La paternité du nymphée de Viry-Chatillon fût pendant longtemps attribuée par erreur à Charles Perrault, du fait que celui-ci possédait lui aussi une propriété à Viry, également dotée d’un nymphée. L’auteur des contes n’aurait peut-être pas renié certaines des légendes circulant sur l’origine du nymphée du domaine de Piédefer : œuvre d’un prisonnier charmant la solitude par ce travail de décoration pour les uns ; ou de l’évêque d’Uzès, frère de Mme Despinville, qui, aidé de son valet, lui aurait consacré vingt ans de sa vie.
Du fait de la fragilité de leurs décors, les nymphées à être parvenus jusqu’à nous sont assez rares : on en recense seulement une dizaine en France, notamment ceux du château d’Auvers-sur-Oise[1] et celui du château de Gerbévilliers[2]. Celui de Viry-Chatillon a pourtant traversé les siècles sans trop de dommages, survivant aussi bien aux changements de modes qu’aux soubresauts de l’Histoire.
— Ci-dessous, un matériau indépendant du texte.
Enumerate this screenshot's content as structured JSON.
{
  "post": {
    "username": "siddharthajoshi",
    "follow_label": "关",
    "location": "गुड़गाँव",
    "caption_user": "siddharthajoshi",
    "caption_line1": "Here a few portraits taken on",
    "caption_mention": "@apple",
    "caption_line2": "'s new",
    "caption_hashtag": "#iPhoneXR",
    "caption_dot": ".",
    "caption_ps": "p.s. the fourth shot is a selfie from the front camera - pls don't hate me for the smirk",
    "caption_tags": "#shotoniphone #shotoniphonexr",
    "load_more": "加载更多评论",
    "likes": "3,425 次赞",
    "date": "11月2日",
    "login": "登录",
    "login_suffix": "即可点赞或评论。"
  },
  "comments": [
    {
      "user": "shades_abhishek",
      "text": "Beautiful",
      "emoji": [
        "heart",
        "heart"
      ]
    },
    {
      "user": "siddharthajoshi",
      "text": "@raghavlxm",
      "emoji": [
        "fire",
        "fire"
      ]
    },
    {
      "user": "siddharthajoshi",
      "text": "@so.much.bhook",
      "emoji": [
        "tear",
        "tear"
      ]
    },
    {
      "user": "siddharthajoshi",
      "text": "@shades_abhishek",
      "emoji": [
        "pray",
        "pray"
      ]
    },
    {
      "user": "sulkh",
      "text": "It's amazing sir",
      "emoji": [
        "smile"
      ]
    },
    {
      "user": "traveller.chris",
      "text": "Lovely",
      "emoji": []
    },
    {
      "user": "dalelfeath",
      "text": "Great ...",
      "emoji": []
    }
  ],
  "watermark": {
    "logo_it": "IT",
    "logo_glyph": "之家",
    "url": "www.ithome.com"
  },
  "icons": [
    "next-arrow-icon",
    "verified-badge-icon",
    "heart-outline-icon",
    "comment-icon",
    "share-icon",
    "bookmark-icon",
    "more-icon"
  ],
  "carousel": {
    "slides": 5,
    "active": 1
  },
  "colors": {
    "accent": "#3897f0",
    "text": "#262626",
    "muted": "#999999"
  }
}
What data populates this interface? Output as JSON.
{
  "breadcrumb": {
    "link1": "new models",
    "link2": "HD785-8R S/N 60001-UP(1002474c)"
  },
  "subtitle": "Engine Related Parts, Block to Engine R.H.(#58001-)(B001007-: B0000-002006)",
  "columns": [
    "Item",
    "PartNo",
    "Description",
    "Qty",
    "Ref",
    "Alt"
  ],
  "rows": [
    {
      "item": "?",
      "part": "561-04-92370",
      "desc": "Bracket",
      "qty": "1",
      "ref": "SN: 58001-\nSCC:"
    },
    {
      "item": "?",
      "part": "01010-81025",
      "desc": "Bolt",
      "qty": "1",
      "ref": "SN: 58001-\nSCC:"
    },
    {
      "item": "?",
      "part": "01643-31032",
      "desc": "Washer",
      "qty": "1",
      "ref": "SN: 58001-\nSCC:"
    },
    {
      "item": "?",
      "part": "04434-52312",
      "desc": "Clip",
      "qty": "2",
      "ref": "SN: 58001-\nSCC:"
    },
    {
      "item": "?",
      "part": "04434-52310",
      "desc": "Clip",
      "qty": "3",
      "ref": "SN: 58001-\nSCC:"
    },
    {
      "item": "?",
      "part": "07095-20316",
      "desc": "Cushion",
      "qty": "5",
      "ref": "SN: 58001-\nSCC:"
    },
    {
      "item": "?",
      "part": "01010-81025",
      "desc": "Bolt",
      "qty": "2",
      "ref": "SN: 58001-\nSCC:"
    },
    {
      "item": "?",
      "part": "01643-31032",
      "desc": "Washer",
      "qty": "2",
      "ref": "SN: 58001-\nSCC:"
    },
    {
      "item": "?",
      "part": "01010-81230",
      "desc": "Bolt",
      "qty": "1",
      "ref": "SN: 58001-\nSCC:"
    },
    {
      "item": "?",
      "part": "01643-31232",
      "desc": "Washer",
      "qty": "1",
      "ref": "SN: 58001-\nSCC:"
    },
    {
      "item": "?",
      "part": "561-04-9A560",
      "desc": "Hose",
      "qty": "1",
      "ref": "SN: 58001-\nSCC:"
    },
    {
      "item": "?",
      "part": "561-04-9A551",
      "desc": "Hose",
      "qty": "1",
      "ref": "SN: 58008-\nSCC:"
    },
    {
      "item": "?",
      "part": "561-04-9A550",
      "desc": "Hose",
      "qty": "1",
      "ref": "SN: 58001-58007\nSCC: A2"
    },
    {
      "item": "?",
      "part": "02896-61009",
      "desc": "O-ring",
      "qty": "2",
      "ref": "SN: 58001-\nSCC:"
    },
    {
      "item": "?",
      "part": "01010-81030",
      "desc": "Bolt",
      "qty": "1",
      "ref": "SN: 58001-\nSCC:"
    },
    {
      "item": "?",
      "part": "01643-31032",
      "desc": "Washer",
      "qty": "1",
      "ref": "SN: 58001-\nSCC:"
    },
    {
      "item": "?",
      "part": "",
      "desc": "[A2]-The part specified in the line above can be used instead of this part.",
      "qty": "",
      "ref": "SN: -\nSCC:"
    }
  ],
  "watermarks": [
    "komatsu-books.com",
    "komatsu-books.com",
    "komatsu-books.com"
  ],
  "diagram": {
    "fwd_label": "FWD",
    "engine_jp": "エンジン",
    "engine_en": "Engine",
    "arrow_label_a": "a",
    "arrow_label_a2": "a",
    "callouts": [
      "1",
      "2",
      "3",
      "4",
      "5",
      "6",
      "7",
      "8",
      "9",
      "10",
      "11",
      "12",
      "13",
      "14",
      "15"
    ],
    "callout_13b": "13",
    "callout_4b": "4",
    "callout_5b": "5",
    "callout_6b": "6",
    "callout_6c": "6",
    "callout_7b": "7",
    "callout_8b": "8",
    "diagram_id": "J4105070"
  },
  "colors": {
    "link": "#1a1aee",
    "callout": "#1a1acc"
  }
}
En 1929, la communauté jésuite des Pères du Sacré Cœur rachète le domaine de Piédefer et le transforme en lieu d’enseignement, l’Institut Saint-Clément. Le nymphée est alors transformé en chapelle, et subit du même coup quelques aménagements : une statue de Saint Jacques le Majeur est installée dans l’une des niches, ainsi qu’un autel.
Cartes postales anciennes montrant l’aménagement du nymphée en chapelle
Au fil des ans l’humidité menace le lieu, provoquant des fissures et la chute des coquillages. Une restauration est entreprise à la fin des années 1980. Il est acquis, ainsi que le domaine de Piédefer, en 1992 par la commune de Viry.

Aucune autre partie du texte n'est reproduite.